The rockers would be required to pass stability and other safety tests, seek to prevent strangulation from hanging straps and include prominent warning labels emphasizing the hazards associated with rockers.

Parents would be urged not to allow babies to sleep in them or put soft bedding in them that could cause suffocation.

The rockers were associated with 88 injuries including strangulation and cases where infants hurt their heads after rockers tipped over, CPSC staffers said. Nine of the 11 deaths mentioned in Wednesday’s report, happened when infants were placed in the products for napping or sleeping, CPSC staff members said.

“We have to make these as foolproof as possible — you need to make it so that it’s almost impossible to use in an unsafe way,” said Dr. Rachel Moon, who leads the Sudden Infant Death Syndrome task force for the American Academy of Pediatrics.
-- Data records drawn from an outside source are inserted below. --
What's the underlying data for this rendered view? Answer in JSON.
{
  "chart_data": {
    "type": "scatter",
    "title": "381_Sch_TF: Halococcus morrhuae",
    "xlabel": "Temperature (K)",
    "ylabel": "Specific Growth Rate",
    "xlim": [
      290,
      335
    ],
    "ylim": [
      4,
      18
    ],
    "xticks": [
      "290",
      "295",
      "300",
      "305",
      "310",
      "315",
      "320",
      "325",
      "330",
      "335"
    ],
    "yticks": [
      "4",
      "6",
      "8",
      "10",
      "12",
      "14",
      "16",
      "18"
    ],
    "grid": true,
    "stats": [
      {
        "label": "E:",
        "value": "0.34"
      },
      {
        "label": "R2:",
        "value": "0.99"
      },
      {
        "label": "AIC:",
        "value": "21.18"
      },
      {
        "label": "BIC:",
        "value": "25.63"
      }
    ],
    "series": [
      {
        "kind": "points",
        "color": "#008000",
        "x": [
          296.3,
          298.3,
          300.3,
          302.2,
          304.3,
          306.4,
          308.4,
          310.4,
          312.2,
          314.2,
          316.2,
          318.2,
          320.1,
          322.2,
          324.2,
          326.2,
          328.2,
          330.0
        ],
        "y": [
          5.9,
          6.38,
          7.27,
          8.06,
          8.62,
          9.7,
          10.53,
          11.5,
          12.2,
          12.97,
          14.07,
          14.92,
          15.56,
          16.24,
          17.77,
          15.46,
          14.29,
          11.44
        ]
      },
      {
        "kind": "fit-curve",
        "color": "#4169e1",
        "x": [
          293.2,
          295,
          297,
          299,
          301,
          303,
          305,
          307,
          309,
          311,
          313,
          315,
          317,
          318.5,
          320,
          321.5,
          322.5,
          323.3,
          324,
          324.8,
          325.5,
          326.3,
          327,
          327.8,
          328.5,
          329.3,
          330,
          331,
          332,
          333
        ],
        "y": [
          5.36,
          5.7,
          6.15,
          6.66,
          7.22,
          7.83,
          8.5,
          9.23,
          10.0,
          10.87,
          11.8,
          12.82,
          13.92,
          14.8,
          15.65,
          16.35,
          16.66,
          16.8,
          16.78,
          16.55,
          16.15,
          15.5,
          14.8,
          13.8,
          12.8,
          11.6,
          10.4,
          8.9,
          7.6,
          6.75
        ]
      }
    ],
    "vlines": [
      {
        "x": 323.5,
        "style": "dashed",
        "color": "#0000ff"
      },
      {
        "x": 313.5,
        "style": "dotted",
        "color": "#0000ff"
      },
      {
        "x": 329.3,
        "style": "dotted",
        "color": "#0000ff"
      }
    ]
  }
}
The CPSC’s four commissioners are scheduled to meet Oct. 4 to decide whether to adopt the recommendations.

The CPSC staff report estimated that nearly 570,000 infant rockers are sold every year and that it could cost manufacturers about $80,000 to redesign each model according to the new requirements.

A federal law signed last year prohibited sleepers for infants with inclines greater than 10 degrees NBC reported.

The change is intended to reduce the risk of positional asphyxiation, among other hazards. The CPSC staff proposal does not address the incline of rockers.